更なる国産木材の利用や、それに伴う林業の活性化、地域経済や環境の改善など、両社が持つ共通の目的の下、国産スギの大径材を表層圧密したGywood®を活用してオフィス家具におけるコラボレーションを実施しました。これまで四つのモデルの試作・展示を行い、Gywood®の特長である「幅広」「薄型」「軽量」「対傷性」を生かした製品となっています。 また、このたび同製品の環境試験、物理試験が完了し、温度・湿度の変化や荷重に対して、製品化に求められる性能の基準をクリアしていることが確認されました。特に環境試験では、通常での使用を想定した製品でありながら、温度が10℃から60℃、湿度が10%から80%に変化する環境下で試験が行われたことで、改めてGywood®の強度の高さや形状安定性などが実証されました。
今後はGywood®の汎用性の高さを生かし、用途や使用人数に応じ様々なオフィス家具の製品化を目指していきます。
スギを用いた木製筆記具シリーズ
ナイス㈱は非建築分野での新たなGywood®採用製品として、このたび木製筆記具シリーズを製作しました。

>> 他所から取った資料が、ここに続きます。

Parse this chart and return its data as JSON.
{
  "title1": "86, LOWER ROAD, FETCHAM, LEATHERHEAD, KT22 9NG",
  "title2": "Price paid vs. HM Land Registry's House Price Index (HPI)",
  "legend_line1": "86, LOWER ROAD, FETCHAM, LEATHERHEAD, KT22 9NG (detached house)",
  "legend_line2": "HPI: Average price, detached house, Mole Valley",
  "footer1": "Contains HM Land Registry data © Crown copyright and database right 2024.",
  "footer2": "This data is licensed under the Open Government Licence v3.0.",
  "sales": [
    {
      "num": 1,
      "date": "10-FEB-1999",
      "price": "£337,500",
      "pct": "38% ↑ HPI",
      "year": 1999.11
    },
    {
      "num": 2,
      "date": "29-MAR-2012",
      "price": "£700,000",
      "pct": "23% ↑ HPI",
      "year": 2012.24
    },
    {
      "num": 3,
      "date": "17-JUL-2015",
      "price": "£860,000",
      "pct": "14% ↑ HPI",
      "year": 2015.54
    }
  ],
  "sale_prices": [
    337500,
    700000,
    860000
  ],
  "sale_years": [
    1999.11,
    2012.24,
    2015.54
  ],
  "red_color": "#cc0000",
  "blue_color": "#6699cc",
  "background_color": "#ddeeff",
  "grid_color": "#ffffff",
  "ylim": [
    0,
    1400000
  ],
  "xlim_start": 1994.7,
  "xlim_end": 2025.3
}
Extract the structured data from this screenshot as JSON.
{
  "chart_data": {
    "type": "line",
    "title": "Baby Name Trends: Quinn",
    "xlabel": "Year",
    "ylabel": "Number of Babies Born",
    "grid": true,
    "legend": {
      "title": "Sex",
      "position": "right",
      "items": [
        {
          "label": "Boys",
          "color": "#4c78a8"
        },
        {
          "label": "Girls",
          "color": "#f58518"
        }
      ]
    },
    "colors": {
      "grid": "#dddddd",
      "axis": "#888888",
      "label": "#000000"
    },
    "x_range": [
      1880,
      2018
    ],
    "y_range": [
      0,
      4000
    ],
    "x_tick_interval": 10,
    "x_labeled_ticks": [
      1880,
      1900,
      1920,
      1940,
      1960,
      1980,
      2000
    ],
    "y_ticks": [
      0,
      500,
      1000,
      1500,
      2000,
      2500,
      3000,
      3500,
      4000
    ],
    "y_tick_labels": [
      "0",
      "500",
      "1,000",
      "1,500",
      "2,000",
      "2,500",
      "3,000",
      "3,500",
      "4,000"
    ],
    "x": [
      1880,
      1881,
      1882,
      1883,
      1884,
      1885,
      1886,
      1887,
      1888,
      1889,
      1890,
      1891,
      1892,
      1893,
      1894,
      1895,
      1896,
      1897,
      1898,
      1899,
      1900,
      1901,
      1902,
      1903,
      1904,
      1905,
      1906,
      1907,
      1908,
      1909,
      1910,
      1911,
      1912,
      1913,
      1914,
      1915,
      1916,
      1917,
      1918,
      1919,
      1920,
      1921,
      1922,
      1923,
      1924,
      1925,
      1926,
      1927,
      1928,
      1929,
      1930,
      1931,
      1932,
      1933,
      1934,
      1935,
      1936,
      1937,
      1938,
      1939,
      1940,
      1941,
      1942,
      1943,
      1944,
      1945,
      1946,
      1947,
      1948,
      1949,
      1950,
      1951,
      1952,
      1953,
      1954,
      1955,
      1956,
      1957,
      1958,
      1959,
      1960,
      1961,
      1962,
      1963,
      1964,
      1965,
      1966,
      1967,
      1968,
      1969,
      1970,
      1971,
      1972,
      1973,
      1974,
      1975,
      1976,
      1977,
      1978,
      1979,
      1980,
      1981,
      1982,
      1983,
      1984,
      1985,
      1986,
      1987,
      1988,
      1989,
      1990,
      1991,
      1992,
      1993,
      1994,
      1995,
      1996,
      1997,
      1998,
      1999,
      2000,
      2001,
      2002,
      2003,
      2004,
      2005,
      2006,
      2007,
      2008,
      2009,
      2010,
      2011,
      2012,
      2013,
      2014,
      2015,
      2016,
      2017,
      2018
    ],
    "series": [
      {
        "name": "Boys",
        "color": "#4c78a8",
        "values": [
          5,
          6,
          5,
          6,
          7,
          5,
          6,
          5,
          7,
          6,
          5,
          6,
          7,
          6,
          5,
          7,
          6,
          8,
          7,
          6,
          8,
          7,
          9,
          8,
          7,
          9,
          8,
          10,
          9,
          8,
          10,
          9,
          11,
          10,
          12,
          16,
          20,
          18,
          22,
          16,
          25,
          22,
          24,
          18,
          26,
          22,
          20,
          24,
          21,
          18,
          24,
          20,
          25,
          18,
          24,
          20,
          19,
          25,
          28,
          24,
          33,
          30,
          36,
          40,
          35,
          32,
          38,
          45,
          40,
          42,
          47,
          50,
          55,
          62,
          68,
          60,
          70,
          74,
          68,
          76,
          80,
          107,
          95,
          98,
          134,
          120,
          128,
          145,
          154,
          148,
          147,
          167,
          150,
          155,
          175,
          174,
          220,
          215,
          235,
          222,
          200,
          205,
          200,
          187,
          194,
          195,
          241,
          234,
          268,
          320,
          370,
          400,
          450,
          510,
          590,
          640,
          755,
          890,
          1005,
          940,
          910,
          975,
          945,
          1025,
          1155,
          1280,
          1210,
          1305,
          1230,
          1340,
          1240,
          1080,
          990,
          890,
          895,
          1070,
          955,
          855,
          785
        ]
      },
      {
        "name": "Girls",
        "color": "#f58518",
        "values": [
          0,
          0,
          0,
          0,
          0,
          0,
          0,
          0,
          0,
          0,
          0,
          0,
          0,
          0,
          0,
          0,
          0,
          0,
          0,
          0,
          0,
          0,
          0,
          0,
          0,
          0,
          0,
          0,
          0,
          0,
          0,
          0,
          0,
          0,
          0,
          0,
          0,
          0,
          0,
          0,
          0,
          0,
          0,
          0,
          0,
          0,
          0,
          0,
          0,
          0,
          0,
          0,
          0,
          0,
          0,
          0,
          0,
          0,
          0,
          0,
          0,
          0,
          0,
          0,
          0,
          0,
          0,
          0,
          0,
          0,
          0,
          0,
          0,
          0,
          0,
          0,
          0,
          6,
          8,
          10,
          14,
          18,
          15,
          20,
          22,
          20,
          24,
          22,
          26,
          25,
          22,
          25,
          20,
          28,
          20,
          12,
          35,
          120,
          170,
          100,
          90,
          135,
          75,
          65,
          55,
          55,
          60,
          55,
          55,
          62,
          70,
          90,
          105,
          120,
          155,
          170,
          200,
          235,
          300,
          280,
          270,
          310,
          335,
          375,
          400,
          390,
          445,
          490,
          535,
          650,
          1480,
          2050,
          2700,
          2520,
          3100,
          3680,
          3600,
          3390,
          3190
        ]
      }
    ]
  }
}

現在、木軸ペンなど木製の筆記具では、外国産の広葉樹が採用されているケースが多くあります。Gywood®を採用することで、スギ特有の柔らかさや滑らかさを感じられるとともに、傷の付きにくさや硬質感を同時に実現しています。無垢材の経年変化や香りを楽しみながら、長期にわたり愛着を持って日常使いができる製品となっています。
また、ドイツの筆記具メーカーの部品を採用しており、滑らかな書き心地を実現しています。国内外の有力な文具メーカーが生産するリフィルなどの部品とも互換性があるため、インク切れなどが発生しても容易に交換が可能となります。
加えて、同製品に用いられるスギは日本原産の樹種であることから、日本らしさを感じさせる製品として海外の方にも提案できるものとなっています。訪日観光客のお土産や、海外の取引先への記念品など、国内外問わず幅広いユーザー様にお使いいただけます。
なお、発売時期等の詳細については、決まり次第お知らせいたします。当社は引き続き、筆記具をはじめとする非建築分野の様々な領域においてGywood®の採用を進め、国産材針葉樹の利用拡大及び価値向上を図っていきます。
(一社)日本ウッドデザイン協会 「WOOD DESIGN EXPERIENCE~木を使って、暮らしと街と社会を良くする2日間@東京」を開催
(一社)日本ウッドデザイン協会は6月14日・15日の二日間にわたり、丸ビル1階マルキューブにて、「WOOD DESIGN EXPERIENCE~木を使って、暮らしと街と社会を良くする2日間@東京~」を開催しました。本イベントは、中大規模の建築物などにおいて、デザインに優れ、機能性の高い木の空間やプロダクトが増えている中、多くの方々に「体験」「実感」「共感」していただき、木材利用の重要性や活用の可能性、木の魅力を再発見していただくことで、スギやヒノキ材を始めとした木材利用が進み、花粉の少ない森林への転換が進むことを目的としています。
展示スペースに施された植栽には少花粉スギの苗木が使用されたほか、シーンごとのテーブルやチェア、木製文具や雑貨、おもちゃなどの展示がなされ、当社からは、木製トレイや筆記具シリーズ、㈱内田洋行とのコラボレーション製品などを出展しました。
なお、本イベントは、7月5日・6日の二日間で、KITTE名古屋のイベントスペースにおいても開催される予定です。
※ iF DESIGN AWARD:1953年にドイツで誕生した世界で最も歴史ある国際デザインコンペティション。IDEA賞(アメリカ)、レッドドット・デザイン賞(ドイツ)と並び「世界3大デザイン賞」と呼ばれており、世界60カ国から1万点を超える応募がある。